A guerra e a paz na Ucrânia
Iniciada há mais de 110 dias, a guerra na Ucrânia é vista, em geral, como a agressão da Rússia a um país menor. Contudo, constitui também um conflito entre Rússia e Otan (o pacto militar entre EUA e países europeus), onde as partes buscam o equilíbrio pela força e Moscou responde à possibilidade da Ucrânia integrar a aliança.
Comumente, na Europa, a Otan é tida como uma organização defensiva para desencorajar países terceiros (leia-se: a Rússia) a agredir um dos integrantes. Assim, associa-se a Otan aos “mocinhos” e a Rússia aos “bandidos”, em visão simplista que desconsidera o legítimo interesse de Moscou em sua própria segurança.
Após o fim da União Soviética, surgiu uma “nova Otan” acionada mesmo sem ameaça ou ataque efetivos a um país membro.

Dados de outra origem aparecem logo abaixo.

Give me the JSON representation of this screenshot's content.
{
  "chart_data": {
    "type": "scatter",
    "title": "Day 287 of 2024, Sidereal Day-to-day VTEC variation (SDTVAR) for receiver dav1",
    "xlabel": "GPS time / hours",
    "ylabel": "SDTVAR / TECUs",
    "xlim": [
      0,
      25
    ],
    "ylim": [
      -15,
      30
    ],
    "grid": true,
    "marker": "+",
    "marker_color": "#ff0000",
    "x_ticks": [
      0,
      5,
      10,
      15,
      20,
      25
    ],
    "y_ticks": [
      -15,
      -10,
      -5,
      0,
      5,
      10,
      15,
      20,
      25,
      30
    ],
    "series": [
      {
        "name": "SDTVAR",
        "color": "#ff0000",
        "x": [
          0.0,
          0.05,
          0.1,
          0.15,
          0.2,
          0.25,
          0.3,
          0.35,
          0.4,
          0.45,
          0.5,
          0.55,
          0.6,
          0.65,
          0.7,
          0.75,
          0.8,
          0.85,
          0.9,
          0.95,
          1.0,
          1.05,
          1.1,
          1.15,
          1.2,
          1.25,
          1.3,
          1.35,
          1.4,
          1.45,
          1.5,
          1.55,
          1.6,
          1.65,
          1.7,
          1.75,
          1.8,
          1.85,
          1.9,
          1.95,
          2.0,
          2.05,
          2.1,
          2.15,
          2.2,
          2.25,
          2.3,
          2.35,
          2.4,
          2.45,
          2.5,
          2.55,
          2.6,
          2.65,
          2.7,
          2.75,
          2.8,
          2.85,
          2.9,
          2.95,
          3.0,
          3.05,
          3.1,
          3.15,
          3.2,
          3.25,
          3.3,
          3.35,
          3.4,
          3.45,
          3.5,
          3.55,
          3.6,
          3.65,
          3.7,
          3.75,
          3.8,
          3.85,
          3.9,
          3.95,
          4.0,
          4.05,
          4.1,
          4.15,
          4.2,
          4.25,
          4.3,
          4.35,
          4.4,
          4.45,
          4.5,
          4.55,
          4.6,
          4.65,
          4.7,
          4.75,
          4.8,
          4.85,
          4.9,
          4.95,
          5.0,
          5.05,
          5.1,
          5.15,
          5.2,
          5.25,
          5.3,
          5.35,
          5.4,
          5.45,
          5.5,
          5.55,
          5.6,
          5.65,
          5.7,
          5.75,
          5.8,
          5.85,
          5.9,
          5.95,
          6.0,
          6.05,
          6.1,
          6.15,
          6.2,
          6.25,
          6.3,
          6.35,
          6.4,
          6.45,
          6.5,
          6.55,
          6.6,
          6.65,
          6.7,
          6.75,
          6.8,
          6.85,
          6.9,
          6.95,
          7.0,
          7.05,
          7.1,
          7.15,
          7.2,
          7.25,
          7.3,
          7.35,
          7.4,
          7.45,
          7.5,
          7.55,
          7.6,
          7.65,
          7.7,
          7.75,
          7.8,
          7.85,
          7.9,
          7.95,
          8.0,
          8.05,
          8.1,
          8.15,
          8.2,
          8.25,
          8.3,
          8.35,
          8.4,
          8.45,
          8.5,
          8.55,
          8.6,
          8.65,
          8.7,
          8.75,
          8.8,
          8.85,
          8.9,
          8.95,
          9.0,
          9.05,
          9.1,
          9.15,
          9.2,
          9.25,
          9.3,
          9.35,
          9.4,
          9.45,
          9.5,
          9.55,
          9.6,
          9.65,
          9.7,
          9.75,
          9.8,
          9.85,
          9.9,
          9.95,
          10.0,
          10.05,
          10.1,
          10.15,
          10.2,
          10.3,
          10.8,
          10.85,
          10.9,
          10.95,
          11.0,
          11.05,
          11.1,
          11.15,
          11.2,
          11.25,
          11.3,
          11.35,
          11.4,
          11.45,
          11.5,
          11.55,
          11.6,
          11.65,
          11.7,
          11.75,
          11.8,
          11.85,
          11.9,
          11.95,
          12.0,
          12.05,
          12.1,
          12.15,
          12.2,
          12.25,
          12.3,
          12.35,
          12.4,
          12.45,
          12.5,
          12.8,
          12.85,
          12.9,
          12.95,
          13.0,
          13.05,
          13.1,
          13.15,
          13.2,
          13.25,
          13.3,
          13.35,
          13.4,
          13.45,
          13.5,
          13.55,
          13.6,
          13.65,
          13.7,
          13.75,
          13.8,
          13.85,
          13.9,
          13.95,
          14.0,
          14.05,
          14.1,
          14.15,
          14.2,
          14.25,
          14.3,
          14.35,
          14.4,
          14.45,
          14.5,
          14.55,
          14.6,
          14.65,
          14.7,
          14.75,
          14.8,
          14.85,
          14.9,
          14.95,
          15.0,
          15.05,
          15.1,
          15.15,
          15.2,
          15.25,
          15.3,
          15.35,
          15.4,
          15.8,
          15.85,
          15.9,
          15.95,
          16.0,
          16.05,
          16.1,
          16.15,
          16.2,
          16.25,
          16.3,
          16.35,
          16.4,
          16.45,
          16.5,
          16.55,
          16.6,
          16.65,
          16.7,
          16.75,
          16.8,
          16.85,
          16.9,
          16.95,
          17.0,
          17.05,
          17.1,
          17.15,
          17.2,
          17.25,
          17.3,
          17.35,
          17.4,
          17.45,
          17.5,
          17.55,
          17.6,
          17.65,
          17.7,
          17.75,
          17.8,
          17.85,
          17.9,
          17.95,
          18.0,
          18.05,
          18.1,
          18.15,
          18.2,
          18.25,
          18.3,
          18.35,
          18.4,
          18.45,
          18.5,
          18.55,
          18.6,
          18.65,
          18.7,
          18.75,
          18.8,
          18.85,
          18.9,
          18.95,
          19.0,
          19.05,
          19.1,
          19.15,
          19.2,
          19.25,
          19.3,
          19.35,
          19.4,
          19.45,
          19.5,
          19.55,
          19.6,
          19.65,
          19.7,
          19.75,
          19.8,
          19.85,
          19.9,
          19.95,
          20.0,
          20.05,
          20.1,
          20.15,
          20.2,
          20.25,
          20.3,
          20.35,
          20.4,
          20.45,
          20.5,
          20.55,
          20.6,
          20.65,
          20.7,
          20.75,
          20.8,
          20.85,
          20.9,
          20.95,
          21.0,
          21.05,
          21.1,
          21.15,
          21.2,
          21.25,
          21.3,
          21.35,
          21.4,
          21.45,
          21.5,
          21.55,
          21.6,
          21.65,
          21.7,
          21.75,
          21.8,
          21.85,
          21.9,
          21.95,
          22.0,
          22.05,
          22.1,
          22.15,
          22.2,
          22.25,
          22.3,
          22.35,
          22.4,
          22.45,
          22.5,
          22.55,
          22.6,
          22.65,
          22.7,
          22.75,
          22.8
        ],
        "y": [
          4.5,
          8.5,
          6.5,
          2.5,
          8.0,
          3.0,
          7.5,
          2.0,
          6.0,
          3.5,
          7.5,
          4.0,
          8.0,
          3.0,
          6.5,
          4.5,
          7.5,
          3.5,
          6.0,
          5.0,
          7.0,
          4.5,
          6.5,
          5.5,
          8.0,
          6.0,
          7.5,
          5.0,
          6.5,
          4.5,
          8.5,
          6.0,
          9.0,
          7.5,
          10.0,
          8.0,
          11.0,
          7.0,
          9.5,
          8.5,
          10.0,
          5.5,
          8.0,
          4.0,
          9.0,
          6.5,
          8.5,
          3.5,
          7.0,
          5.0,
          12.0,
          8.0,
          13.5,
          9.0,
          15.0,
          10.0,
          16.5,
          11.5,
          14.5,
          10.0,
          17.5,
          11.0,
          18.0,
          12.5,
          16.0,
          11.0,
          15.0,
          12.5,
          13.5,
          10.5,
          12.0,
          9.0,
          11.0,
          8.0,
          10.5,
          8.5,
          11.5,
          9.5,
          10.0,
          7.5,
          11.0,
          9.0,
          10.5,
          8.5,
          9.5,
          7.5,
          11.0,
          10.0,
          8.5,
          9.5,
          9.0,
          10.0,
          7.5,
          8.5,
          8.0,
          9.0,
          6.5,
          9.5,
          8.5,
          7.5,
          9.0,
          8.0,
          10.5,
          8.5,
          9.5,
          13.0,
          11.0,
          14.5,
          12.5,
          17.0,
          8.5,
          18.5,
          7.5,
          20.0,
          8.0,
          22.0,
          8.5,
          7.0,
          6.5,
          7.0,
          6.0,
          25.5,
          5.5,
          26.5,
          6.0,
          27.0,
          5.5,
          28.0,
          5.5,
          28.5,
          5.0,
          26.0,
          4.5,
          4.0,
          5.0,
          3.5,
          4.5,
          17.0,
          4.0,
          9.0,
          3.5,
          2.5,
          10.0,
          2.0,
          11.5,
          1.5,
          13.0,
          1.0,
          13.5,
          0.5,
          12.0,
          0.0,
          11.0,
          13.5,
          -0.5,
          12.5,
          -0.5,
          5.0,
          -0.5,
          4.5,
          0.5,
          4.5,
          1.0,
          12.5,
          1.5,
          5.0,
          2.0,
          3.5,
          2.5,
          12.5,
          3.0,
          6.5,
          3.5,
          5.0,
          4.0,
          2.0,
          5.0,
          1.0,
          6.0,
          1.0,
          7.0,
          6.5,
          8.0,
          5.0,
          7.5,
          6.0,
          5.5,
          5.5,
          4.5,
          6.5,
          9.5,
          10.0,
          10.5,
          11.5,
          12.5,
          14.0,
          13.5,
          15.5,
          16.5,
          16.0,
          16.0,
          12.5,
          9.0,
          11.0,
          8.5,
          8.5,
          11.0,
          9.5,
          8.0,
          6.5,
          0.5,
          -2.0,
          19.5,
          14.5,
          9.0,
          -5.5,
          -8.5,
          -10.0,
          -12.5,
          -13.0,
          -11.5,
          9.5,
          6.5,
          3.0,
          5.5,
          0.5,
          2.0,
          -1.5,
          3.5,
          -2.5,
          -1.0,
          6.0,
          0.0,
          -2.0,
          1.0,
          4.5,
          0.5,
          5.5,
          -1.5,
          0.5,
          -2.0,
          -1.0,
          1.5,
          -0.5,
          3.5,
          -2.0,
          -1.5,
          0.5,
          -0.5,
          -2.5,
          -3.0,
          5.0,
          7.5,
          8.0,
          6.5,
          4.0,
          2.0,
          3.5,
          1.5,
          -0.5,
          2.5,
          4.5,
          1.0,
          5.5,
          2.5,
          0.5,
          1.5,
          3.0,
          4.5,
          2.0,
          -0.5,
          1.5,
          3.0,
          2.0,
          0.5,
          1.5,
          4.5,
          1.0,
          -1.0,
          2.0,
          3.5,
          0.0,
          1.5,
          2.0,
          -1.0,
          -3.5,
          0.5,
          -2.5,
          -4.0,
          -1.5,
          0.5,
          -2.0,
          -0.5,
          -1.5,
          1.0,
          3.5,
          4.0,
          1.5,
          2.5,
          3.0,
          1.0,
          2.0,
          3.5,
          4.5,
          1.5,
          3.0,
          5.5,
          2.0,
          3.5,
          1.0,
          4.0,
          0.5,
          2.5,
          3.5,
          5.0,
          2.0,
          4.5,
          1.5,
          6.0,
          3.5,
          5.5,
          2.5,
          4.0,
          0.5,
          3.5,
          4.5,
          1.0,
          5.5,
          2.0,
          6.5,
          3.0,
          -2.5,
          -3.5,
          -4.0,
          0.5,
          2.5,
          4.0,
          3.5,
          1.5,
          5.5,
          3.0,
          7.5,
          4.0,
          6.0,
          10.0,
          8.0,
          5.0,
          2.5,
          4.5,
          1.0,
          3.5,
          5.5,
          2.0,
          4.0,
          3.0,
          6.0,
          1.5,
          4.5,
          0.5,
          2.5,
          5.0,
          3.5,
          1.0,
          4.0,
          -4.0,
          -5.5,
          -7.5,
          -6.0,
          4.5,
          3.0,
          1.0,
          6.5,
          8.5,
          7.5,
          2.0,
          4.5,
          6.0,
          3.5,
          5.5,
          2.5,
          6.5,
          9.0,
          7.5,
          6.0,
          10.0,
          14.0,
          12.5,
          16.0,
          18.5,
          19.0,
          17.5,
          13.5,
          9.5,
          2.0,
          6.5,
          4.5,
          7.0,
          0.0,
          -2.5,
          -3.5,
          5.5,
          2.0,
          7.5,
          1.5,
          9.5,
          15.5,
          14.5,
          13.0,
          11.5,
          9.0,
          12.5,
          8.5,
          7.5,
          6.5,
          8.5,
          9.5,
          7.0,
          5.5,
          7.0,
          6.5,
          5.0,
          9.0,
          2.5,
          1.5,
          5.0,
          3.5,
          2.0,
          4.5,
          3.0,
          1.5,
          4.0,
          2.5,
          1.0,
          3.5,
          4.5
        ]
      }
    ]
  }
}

A tutela dos interesses do bloco liderado pelos EUA passou a ser um dos objetivos do pacto. Assim, vendo a Otan como instrumento do poder americano, Moscou opõe-se à entrada da Ucrânia na Otan, que a ameaçaria de cerco militar, dado que quase todos os países do Leste europeu já se aliaram aos EUA.
Por outro lado, não se justifica a invasão russa a um Estado soberano, ainda mais pela destruição de alvos não militares e o massacre de civis. Como já em 1999 (Chechênia), em 2008 (Geórgia) e em 2014 (Ucrânia), os russos agridem um país vizinho, em clara violação do direito internacional, visando recuperar o domínio perdido nas últimas décadas e preocupando os países europeus.
Em suma, duas políticas imperiais disputam espaço na Europa e se enfrentam nos campos de batalha da Ucrânia, mesmo sem a presença direta de soldados da Ota. A paz entre países é resultado tanto da diplomacia quanto da força militar, que não deve ser exercida, mas usada para inibir ataques inimigos.
Com relação à eficácia da diplomacia, seria ingênuo confiar apenas nos tratados entre nações, que – a depender dos interesses dos signatários – podem se tornar “pedaços de papel”, fáceis de rasgar. Sobretudo quando o conflito envolver grandes potências (EUA, Rússia e China), os órgãos multilaterais que arbitram as controvérsias internacionais não têm dado conta do recado, esbarrando no poder de veto delas no Conselho de Segurança da ONU.
Entretanto, seria míope acreditar na garantia da paz entre países apenas pelo poder das armas. De fato, a grande força militar de uma potência desestimula agressões externas, porém incentiva também a corrida armamentista de outras, pondo assim em risco a paz. Ainda, mesmo após uma guerra com claro vencedor, carecem acordos diplomáticos para regular as relações internacionais.
Cabe, inclusive, atender minimamente aos interesses do país perdedor, para evitar que um novo conflito seja apenas questão de tempo, como no fim da 1ª guerra mundial com o tratado de paz punitivo da Alemanha.
A guerra na Ucrânia, em boa medida, decorreu da falta de empenho diplomático. Hoje, Rússia e Otan se envolvem cada vez mais na luta. O conflito é de desfecho incerto e possivelmente longínquo.